TOKYO - Japan has acknowledged a high-level secret meeting with China this month aimed at improving bilateral relations strained by a territorial row, but no headway has been made, Kyodo News reported yesterday.
"It is true Japan and China have dialogues and communications at various levels," Japanese Chief Cabinet Secretary Yoshihide Suga told a press conference when asked about news reports that a senior official of the Chinese Foreign Ministry's Asian Affairs Department secretly visited Japan early this month for talks with Japanese officials.
A high-ranking official from the Japanese Foreign Ministry attended the meeting, but Mr Suga declined to say what the two sides discussed.
During the trip, the Chinese official attempted to make progress towards summit talks between the two sides, Kyodo said, quoting sources close to Japan-China relations.

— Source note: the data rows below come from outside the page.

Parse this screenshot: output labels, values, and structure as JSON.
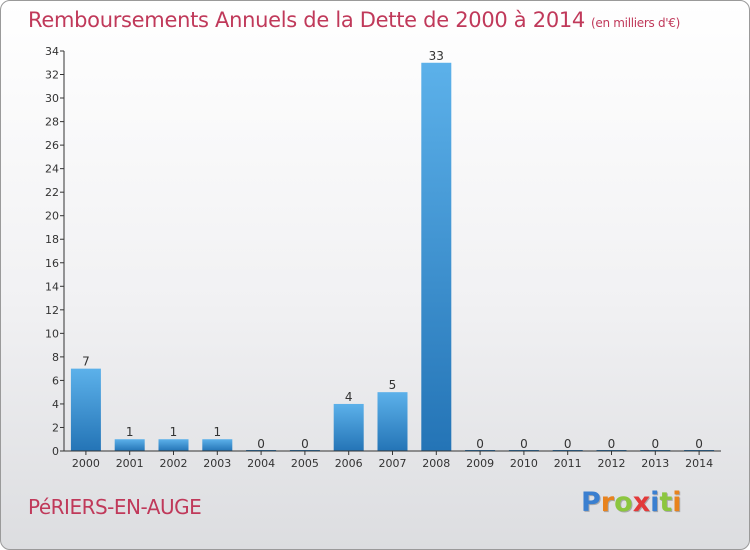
{
  "title": "Remboursements Annuels de la Dette de 2000 à 2014",
  "unit": "(en milliers d'€)",
  "commune": "PéRIERS-EN-AUGE",
  "logo": {
    "letters": [
      "P",
      "r",
      "o",
      "x",
      "i",
      "t",
      "i"
    ],
    "colors": [
      "#3a7fd0",
      "#e8831e",
      "#8cc63f",
      "#e23a3a",
      "#3a7fd0",
      "#8cc63f",
      "#e8831e"
    ]
  },
  "colors": {
    "title": "#c0395a",
    "bar_light": "#5cb1ea",
    "bar_dark": "#2474b6",
    "axis": "#333333"
  },
  "chart_data": {
    "type": "bar",
    "title": "Remboursements Annuels de la Dette de 2000 à 2014",
    "xlabel": "",
    "ylabel": "",
    "ylim": [
      0,
      34
    ],
    "yticks": [
      0,
      2,
      4,
      6,
      8,
      10,
      12,
      14,
      16,
      18,
      20,
      22,
      24,
      26,
      28,
      30,
      32,
      34
    ],
    "grid": false,
    "categories": [
      "2000",
      "2001",
      "2002",
      "2003",
      "2004",
      "2005",
      "2006",
      "2007",
      "2008",
      "2009",
      "2010",
      "2011",
      "2012",
      "2013",
      "2014"
    ],
    "values": [
      7,
      1,
      1,
      1,
      0,
      0,
      4,
      5,
      33,
      0,
      0,
      0,
      0,
      0,
      0
    ],
    "data_labels": [
      "7",
      "1",
      "1",
      "1",
      "0",
      "0",
      "4",
      "5",
      "33",
      "0",
      "0",
      "0",
      "0",
      "0",
      "0"
    ]
  }
}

But the talks failed to make any headway, the sources added, saying it was uncertain whether the officials would meet again.
"At this moment, circumstances don't allow Japan and China room to approach one another for a summit. The two countries have a major gap in perception," Kyodo reported, quoting an unnamed source.
Tokyo-Beijing ties took a nosedive in September last year after Japan purchased three of five uninhabited islets - known as Senkaku in Japan and Diaoyu in China - from private Japanese owners.
Since then, China has routinely sent patrol ships into waters near the chain in the East China Sea to challenge Japan's control.
During the meeting, China refuted Japan's position that the islets are an integral part of its territory and no territorial dispute exists, Japanese media reported, citing an unidentified Chinese official.
Tensions over the islets have prevented the two countries from holding a summit and other forms of high-level political exchange.
Japanese Prime Minister Shinzo Abe managed a brief encounter and shook the hand of Chinese President Xi Jinping last week on the sidelines of an Asia-Pacific summit in Indonesia.
But China rejected a formal sit-down meeting between them due to the island dispute.
Mr Abe has not held formal talks with Chinese and South Korean leaders since taking office last December.
Tokyo also has a dispute with Seoul over a group of South Korea-controlled isles.
The legacy of Japan's 20th century wartime aggression has also been souring Tokyo's ties with the neighbours.